“Of course the man will overcharge us,” Mrs. Lennard said, “but we must be prepared for that, and really I’d rather be overcharged than have a row, as we generally have when I’m with the major, and summonses and counter-summonses, and all sorts of disagreeables; not that I mind that half so much as foreign cabmen, who get excited, and dance upon the pavement and make wild noises if you don’t satisfy them; and I’m sure I don’t know what would satisfy foreign cabmen.”
Mrs. Lennard took out her watch, which was a pretty little Geneva toy with an enamelled back, ornamented with the holes that had once held diamonds. An anxious and intensely studious expression came over Mrs. Lennard’s face as she looked at this watch, which was overweighted by a heap of incomprehensible charms, amongst which chaotic mass of golden frivolity, a skeleton, a watering-pot, a coffin, and a Dutch oven were distinguishable.
“It’s half-past five by me,” Mrs. Lennard said, after a profound contemplation of the Geneva, “so I should think it must be about a quarter to three.”
Eleanor took out her own watch and settled the question. It was only half-past two.
“Then I’ve gained another quarter of an hour,” exclaimed Mrs. Lennard: “that’s the worst of pretty watches; they always will go too much, or else stop altogether. Freddy bought me my watch, and he gave me my choice as to whether he should spend the money in purple enamel and diamonds, or works, and I chose the purple enamel. But then, of course I didn’t know the diamonds would drop out directly,” Mrs. Lennard added, thoughtfully.
She drove about to half-a-dozen shops, and collected more whity-brown paper parcels, a band-box, a bird-cage, a new carpet-bag, a dog’s collar, a packet of tea, and other incongruous merchandise, and then ordered the man to drive to the Great Northern Hotel.
“We’re staying at the Great Northern, my dear,” she said, after giving this order. “We very often stay at hotels, for Frederick thinks it’s cheaper to pay fifteen shillings a day for your rooms than to have a house, and servants’ wages, and coals and candles, and lard, and blacklead, and hearthstone, and all those little things that run away with so much money. And I should like the Great Northern very much if the corridors weren’t so long and the waiters so stern. I always think waiters at grand hotels are stern. They seem to look at one as if they knew one was thinking of the bill, and trying to calculate whether it would be under ten pounds. But, oh, good gracious!” exclaimed Mrs. Lennard, suddenly, “what a selfish creature I am; I’ve quite forgotten all this time that of course you’ll want to go home to your mamma and papa, and tell them where you’re going, and get your boxes packed, and all that.”

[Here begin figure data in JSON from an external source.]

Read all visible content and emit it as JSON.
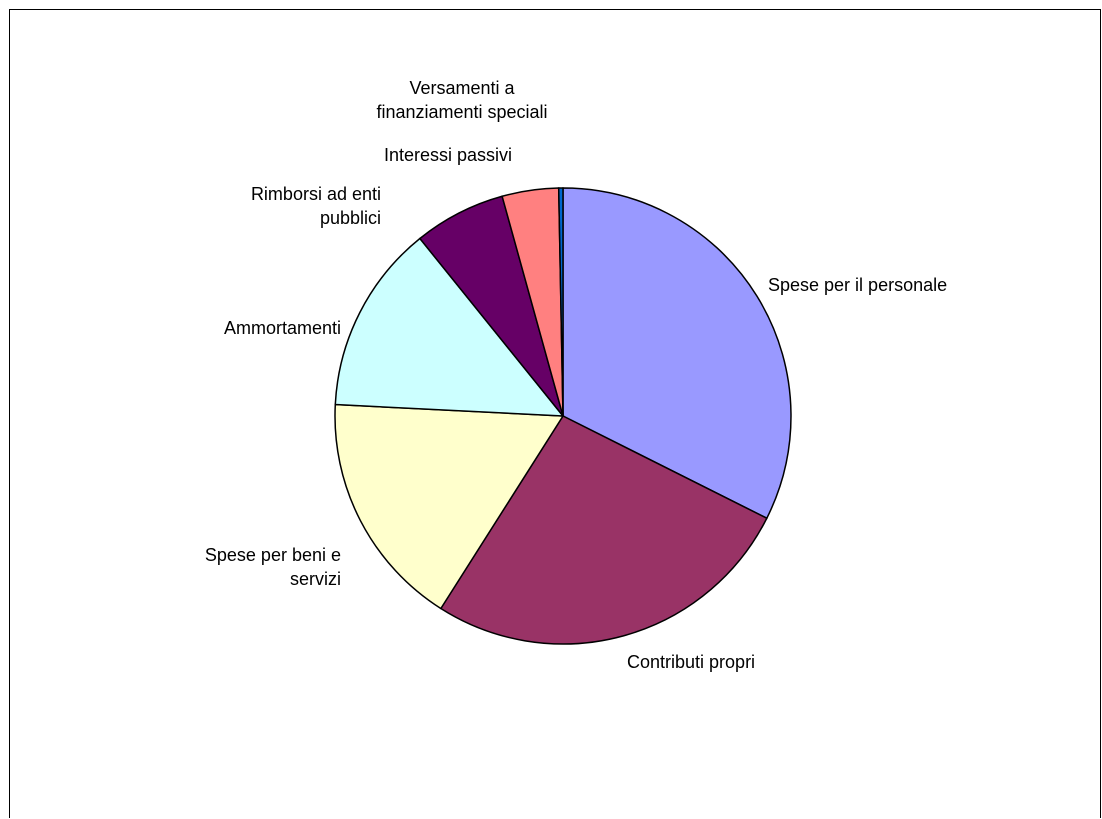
{
  "chart_data": {
    "type": "pie",
    "title": "",
    "slices": [
      {
        "label": "Spese per il personale",
        "value": 32.4,
        "color": "#9999FF"
      },
      {
        "label": "Contributi propri",
        "value": 26.6,
        "color": "#993366"
      },
      {
        "label": "Spese per beni e servizi",
        "value": 16.8,
        "color": "#FFFFCC"
      },
      {
        "label": "Ammortamenti",
        "value": 13.4,
        "color": "#CCFFFF"
      },
      {
        "label": "Rimborsi ad enti pubblici",
        "value": 6.5,
        "color": "#660066"
      },
      {
        "label": "Interessi passivi",
        "value": 4.0,
        "color": "#FF8080"
      },
      {
        "label": "Versamenti a finanziamenti speciali",
        "value": 0.3,
        "color": "#0066CC"
      }
    ],
    "start_at": "12 o'clock",
    "direction": "clockwise",
    "legend": "none",
    "data_labels": "category names outside slices"
  }
}
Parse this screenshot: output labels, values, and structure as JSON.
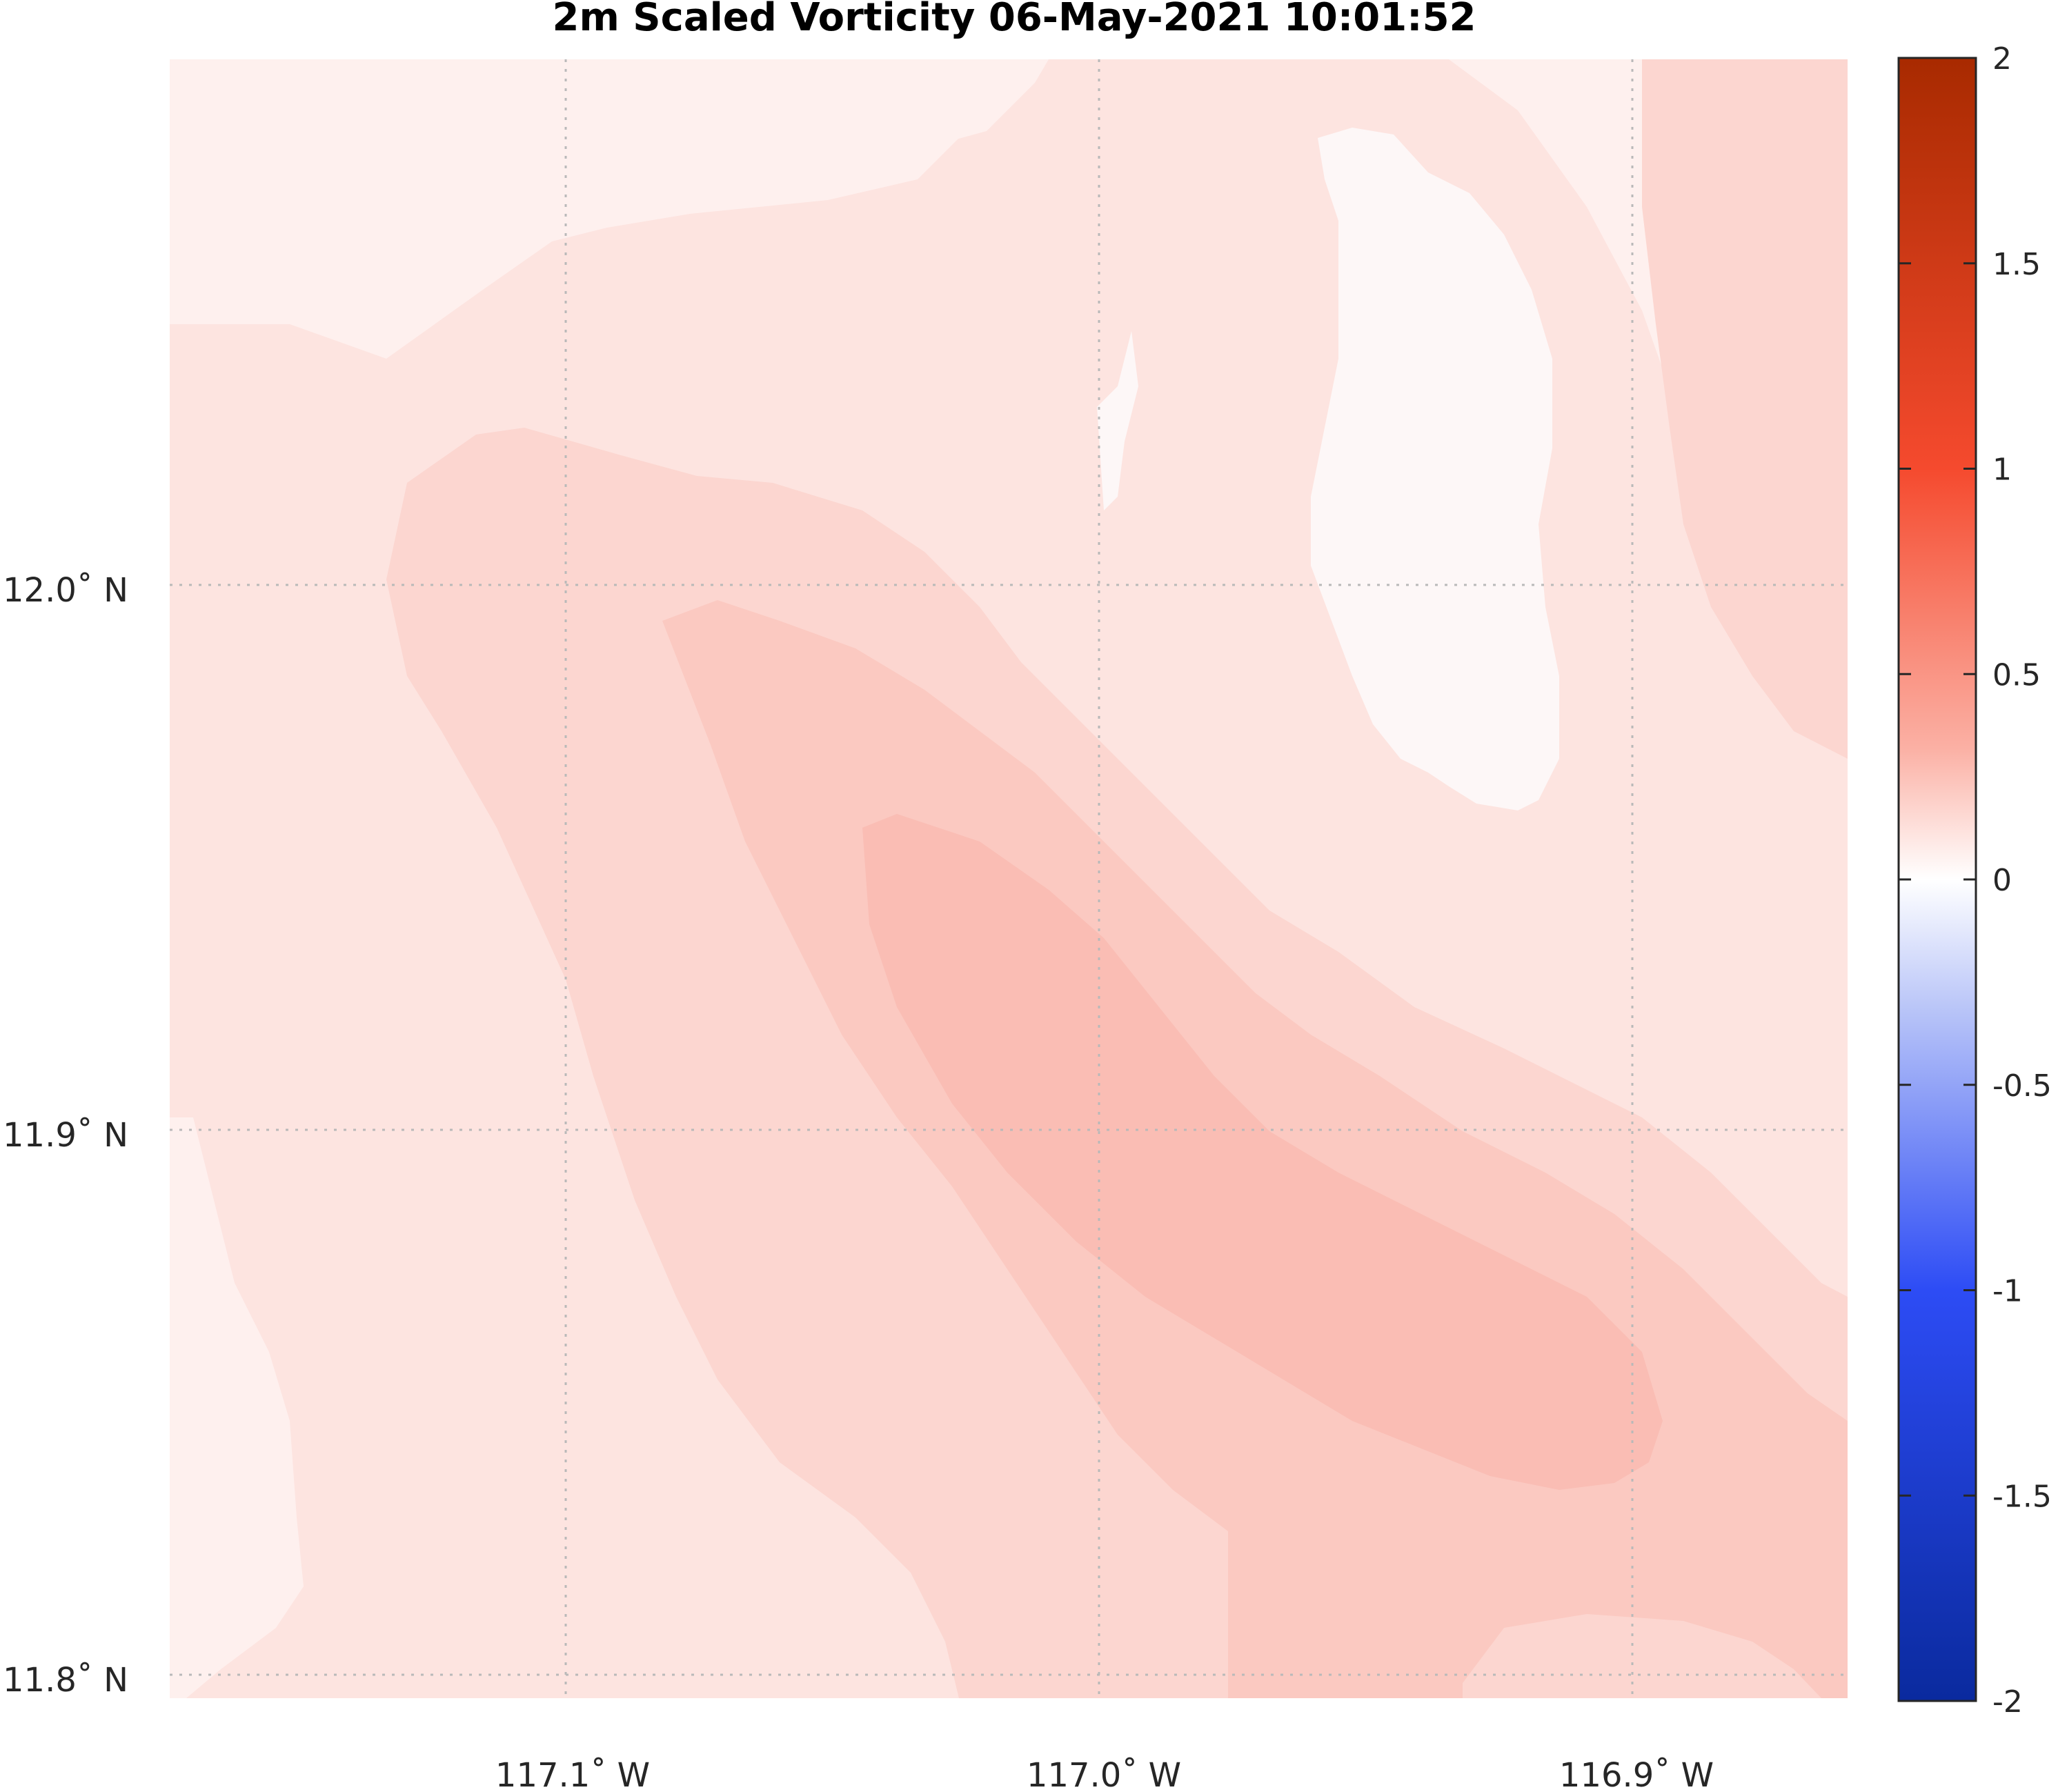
{
  "figure": {
    "title": "2m Scaled Vorticity  06-May-2021 10:01:52"
  },
  "map": {
    "lat_ticks": [
      {
        "value": 12.0,
        "label": "12.0˚ N"
      },
      {
        "value": 11.9,
        "label": "11.9˚ N"
      },
      {
        "value": 11.8,
        "label": "11.8˚ N"
      }
    ],
    "lon_ticks": [
      {
        "value": -117.1,
        "label": "117.1˚ W"
      },
      {
        "value": -117.0,
        "label": "117.0˚ W"
      },
      {
        "value": -116.9,
        "label": "116.9˚ W"
      }
    ],
    "grid": "dotted",
    "field": "2m scaled vorticity (all positive over domain, max ≈ 0.4 in NW–SE band)"
  },
  "colorbar": {
    "range": [
      -2,
      2
    ],
    "ticks": [
      {
        "value": 2,
        "label": "2"
      },
      {
        "value": 1.5,
        "label": "1.5"
      },
      {
        "value": 1,
        "label": "1"
      },
      {
        "value": 0.5,
        "label": "0.5"
      },
      {
        "value": 0,
        "label": "0"
      },
      {
        "value": -0.5,
        "label": "-0.5"
      },
      {
        "value": -1,
        "label": "-1"
      },
      {
        "value": -1.5,
        "label": "-1.5"
      },
      {
        "value": -2,
        "label": "-2"
      }
    ],
    "colors": {
      "neg_end": "#0a2a9e",
      "neg_mid": "#2d4cf5",
      "zero": "#ffffff",
      "pos_mid": "#f54a2e",
      "pos_end": "#a82a00"
    }
  },
  "contour_colors": {
    "level_0": "#fef0ee",
    "level_1": "#fde4e0",
    "level_2": "#fcd6d0",
    "level_3": "#fbc9c1",
    "level_4": "#fabdb4",
    "near_zero": "#fdf7f7"
  }
}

Eleanor shook her head with a sad smile.
“I have no mother or father to consult,” she said; “I am an orphan.”
“Are you?” cried Mrs. Lennard; “then it must have been our destiny to meet, for I am an orphan, too. Ma died while I was a baby, and poor pa died soon after my marriage. He was disappointed in my marriage, poor dear old thing, though I’m glad to think it wasn’t that, but gout in the stomach, that killed him. But you’ll want to see your friends, Miss Villars, won’t you, before you leave London?”